Mortgage growth for DBS could stay healthy despite property curbs

And its net interest margin could get a boost by a hike in the US federal funds rate.

Mortgage growth for DBS could remain steady until end-2019 with the drawdown of already approved loans taking effect amidst the property cooling measures, RHB said.

The research firm thinks that loan growth from 2020 onwards could remain intact if property sales continue to be supported by lower selling prices.

RHB noted that the market expressed concern with Singapore banks’ loan growth due to the property curbs imposed in July.

“Recent property show-flat visits (eg to JadeScape) however, point to continued interest from potential buyers, as indicative prices were lowered by ~10%,” they explained.

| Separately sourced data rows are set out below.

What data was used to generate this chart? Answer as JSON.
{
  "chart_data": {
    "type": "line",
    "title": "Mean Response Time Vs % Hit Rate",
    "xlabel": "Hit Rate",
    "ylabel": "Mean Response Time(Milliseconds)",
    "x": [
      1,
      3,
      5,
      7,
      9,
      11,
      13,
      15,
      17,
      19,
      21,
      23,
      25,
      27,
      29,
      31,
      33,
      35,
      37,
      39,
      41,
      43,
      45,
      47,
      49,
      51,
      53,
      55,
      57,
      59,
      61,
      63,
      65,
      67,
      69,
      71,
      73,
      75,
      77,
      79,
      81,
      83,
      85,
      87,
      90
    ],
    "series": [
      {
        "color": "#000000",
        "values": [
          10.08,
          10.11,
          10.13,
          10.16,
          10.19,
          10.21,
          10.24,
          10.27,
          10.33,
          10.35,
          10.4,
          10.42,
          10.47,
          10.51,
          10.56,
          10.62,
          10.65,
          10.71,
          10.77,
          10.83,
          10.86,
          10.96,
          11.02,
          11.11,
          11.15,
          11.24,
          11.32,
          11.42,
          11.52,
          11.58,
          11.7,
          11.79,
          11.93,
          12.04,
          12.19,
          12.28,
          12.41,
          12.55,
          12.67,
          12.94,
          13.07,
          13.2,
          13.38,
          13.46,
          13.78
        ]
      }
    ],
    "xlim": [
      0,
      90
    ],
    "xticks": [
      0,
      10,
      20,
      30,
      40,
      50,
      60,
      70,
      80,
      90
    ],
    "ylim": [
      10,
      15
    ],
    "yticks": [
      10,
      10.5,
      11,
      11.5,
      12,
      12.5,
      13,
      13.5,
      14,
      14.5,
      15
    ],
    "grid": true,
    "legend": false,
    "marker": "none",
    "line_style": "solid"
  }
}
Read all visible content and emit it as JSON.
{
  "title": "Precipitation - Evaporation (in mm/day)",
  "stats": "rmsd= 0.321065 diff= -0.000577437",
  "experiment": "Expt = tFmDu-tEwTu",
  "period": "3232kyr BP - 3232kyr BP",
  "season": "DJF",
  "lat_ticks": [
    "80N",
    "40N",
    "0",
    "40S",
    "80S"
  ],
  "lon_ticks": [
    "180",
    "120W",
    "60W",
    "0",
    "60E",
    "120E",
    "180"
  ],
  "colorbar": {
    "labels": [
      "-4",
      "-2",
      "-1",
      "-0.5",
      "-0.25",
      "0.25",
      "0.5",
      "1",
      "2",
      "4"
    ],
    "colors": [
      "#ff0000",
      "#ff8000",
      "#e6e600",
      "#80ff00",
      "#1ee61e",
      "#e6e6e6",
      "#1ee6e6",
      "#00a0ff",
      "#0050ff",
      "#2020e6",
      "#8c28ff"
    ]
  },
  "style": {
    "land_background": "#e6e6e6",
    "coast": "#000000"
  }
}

RHB also thinks that DBS could benefit with the widening of the net interest margin (NIM) as the market expects the US federal funds rate (FFR) to be raised by 25bps by September.

“Given the historical correlation between the FFR and 3-month Singapore Interbank Offered Rate (SIBOR), we expect further upside in the 3-month SIBOR (from 1.64% now).

The firm noted that the SIBOR averaged 1.51% in Q2 and a higher 1.63% for QTD Q3.

“This rising trend is positive for Singapore banks’ NIM,” they explained. They noted that DBS’ NIM could inch up to 1.87% in 2018 and 1.95% in 2019 from 1.85% in Q2.